Segundo o médico da Universidade de São Paulo (USP), Paulo Saldiva, especialista em poluição do ar, faltam metas mais claras de redução das emissões veiculares. Ele defende que na área de transporte é possível obter tanto o corte de emissão de gases-estufa, que provocam o aquecimento global, como a redução da poluição do ar local, causadora de doenças.

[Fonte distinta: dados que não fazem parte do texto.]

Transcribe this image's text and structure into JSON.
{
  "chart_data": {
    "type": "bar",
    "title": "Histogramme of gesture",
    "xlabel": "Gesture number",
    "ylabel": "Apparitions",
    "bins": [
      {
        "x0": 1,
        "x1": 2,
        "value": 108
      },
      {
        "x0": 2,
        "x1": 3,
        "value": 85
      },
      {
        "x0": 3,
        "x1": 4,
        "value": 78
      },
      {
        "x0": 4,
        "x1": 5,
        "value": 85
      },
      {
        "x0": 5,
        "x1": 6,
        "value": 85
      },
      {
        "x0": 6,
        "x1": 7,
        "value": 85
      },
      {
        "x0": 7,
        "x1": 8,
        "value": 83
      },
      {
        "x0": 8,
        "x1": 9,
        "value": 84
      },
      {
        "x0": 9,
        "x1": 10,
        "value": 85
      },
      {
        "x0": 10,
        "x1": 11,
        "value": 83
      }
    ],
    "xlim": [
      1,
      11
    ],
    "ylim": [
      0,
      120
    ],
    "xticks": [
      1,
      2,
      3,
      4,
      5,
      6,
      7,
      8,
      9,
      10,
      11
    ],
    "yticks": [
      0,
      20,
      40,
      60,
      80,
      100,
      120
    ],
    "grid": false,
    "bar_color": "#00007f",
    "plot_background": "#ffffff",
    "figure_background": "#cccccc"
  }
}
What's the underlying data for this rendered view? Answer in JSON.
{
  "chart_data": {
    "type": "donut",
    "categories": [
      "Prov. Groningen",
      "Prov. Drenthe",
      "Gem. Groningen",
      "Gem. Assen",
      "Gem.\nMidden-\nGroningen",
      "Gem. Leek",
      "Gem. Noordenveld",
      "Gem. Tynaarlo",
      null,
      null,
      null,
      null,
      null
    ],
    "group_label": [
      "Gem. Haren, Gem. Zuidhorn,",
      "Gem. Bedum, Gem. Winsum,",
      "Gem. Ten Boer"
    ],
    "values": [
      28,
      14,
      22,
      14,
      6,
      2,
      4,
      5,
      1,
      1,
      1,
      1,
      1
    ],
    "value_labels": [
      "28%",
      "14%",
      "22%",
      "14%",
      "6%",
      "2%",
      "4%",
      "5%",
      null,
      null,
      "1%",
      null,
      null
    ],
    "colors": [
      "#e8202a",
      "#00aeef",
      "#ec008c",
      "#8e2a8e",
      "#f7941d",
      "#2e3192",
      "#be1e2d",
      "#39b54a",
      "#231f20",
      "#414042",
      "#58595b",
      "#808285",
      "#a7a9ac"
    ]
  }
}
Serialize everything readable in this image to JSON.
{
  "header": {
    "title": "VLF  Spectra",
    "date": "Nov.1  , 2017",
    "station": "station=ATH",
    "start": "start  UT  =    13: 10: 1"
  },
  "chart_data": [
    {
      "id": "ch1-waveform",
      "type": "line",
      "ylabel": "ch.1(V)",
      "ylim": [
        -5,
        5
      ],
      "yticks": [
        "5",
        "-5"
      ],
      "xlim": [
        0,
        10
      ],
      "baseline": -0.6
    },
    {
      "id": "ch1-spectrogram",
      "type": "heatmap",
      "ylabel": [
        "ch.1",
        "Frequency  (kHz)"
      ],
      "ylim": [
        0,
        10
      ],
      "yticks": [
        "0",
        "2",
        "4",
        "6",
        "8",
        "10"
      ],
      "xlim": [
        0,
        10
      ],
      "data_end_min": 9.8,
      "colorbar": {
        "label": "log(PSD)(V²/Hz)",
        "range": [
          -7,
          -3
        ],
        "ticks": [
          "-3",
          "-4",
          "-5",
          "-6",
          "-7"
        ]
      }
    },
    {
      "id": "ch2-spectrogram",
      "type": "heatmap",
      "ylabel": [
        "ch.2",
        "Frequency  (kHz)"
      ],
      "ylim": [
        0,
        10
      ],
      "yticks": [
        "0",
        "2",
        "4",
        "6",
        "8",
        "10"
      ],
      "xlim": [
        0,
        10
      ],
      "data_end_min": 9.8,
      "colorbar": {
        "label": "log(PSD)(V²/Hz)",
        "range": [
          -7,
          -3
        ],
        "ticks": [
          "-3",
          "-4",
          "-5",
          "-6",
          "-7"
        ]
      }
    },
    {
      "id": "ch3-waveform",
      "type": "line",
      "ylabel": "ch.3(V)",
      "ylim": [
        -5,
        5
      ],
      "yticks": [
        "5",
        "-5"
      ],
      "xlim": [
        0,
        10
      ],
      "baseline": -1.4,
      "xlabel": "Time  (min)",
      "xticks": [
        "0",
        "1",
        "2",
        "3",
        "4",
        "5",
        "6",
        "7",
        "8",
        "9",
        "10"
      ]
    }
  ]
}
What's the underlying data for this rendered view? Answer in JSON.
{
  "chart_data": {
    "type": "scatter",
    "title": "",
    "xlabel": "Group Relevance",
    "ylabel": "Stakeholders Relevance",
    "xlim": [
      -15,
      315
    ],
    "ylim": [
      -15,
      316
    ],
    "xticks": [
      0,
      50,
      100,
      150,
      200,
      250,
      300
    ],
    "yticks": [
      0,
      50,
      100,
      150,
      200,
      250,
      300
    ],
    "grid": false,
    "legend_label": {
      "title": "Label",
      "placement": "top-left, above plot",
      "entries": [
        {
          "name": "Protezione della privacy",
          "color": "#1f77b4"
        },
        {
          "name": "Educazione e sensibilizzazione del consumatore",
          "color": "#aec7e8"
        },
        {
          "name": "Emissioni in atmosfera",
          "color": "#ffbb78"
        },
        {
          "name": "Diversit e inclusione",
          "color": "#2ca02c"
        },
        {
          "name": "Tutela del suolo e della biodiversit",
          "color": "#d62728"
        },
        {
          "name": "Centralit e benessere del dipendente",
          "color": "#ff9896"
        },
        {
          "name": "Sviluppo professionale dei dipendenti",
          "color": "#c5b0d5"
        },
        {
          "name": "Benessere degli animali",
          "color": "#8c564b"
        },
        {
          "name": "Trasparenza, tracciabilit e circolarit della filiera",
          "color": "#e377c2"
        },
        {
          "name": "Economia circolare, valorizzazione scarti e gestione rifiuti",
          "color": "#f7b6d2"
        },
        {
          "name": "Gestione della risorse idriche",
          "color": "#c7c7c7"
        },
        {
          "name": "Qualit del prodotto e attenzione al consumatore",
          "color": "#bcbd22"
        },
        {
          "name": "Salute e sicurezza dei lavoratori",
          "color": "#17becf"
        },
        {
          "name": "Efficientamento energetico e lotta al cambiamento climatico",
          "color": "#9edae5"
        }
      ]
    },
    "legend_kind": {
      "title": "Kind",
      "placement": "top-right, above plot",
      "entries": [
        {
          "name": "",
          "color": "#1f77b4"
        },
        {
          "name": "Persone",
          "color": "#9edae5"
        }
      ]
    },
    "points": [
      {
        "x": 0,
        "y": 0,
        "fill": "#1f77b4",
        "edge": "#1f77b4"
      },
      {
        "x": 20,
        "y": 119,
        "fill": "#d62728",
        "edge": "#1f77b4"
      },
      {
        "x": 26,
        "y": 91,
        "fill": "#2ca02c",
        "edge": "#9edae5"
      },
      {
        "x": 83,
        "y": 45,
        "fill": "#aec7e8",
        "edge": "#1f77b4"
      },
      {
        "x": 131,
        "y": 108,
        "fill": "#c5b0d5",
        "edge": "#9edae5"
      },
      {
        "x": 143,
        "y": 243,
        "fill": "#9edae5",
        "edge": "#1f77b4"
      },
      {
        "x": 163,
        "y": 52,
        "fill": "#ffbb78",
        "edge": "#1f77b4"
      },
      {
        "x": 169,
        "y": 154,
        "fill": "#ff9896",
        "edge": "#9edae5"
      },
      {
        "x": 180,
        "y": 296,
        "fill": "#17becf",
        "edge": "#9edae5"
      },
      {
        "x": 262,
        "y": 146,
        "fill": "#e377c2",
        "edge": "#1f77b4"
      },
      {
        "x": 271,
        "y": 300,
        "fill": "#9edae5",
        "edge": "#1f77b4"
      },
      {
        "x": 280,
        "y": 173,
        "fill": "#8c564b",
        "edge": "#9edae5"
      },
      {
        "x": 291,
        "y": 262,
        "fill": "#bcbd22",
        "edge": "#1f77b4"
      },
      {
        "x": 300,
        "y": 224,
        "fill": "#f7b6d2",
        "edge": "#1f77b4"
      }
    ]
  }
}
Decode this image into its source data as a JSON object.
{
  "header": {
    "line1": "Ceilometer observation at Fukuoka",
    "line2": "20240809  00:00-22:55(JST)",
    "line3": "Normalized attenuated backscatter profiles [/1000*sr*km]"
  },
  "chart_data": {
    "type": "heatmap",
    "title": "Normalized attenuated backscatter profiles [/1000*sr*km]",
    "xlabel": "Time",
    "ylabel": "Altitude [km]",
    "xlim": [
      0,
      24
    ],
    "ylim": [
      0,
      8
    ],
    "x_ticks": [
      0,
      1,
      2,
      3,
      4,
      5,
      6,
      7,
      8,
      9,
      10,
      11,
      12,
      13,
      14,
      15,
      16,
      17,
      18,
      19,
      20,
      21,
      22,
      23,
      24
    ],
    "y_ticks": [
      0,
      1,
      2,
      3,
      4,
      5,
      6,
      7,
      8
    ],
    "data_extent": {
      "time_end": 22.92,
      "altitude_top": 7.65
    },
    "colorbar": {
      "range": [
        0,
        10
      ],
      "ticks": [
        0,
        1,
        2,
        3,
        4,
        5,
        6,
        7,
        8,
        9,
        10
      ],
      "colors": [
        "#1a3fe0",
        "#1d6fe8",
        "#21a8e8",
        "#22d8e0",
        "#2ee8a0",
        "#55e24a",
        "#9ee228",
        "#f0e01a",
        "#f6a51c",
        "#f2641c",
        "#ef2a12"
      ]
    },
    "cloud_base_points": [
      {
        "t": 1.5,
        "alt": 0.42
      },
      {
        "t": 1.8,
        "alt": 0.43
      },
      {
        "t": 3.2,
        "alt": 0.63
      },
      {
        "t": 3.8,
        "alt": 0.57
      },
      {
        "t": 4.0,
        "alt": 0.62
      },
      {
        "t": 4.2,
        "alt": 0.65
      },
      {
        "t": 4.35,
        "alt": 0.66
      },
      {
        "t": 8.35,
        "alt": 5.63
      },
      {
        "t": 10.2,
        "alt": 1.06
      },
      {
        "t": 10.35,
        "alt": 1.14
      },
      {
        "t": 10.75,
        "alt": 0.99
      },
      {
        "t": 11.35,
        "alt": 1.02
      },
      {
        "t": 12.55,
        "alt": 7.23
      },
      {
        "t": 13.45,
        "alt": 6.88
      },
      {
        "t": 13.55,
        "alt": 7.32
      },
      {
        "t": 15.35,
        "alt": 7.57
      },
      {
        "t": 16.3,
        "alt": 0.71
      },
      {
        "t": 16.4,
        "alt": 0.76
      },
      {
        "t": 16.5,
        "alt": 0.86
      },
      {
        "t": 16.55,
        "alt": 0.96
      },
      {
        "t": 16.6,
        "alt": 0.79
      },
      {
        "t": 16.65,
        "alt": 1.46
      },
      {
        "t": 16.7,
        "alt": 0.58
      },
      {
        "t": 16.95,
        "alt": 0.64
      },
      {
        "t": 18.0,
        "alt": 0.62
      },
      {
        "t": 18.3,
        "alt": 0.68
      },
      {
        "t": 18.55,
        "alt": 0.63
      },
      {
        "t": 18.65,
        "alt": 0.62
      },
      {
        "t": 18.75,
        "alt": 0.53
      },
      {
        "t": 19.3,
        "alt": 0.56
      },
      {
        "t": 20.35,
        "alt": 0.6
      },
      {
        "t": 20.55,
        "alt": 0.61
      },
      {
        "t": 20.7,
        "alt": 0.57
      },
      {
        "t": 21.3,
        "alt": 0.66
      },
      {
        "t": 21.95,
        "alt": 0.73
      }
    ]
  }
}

De acordo com o consultor especializado em ciências jurídico-ambientais, Guarany Osório, São Paulo saiu na frente ao assumir uma meta. Ele considera que o governo precisa agora se debruçar na questão complexa do transporte. O representante do Centro de Estudos em Sustentabilidade da Fundação Getulio Vargas, Rachel Biderman, lembrou que o Estado ainda não tem um inventário de emissões. "O decreto está incompleto. Após termos o inventário talvez seja preciso fazer outro para complementar." A lei ordena que o governo finalize a elaboração desse documento até novembro.
Dados
A Secretaria do Meio Ambiente informou em 2009 que trabalha com a estimativa de emissão de 100 milhões de toneladas de gases-estufa em 2005. A meta de 20% equivaleria, por exemplo, a cortar quase metade do que a indústria paulista emitiu de CO2 em 2006, quando o total chegou a 38 milhões de toneladas. "O inventário nos dirá quais são os setores que mais contribuem com as emissões e qual é o potencial de redução de cada um. A meta não será igual para todos, explicou o coordenador de planejamento ambiental da pasta, Casemiro Tércio Carvalho.
Ele confirmou que o transporte e a energia usada na produção industrial são os setores que mais emitem gases-estufa no Estado. Segundo ele, em abril de 2011 devem ser apresentadas as metas setoriais, incluindo as do transporte. Ainda segundo Carvalho, o Plano Diretor de Desenvolvimento de Transportes (PDDT) tem como meta para 2020 diminuir o transporte rodoviário de 93% do total para 65%. Se isso ocorrer, haverá uma redução das emissões do setor em cerca de 40%.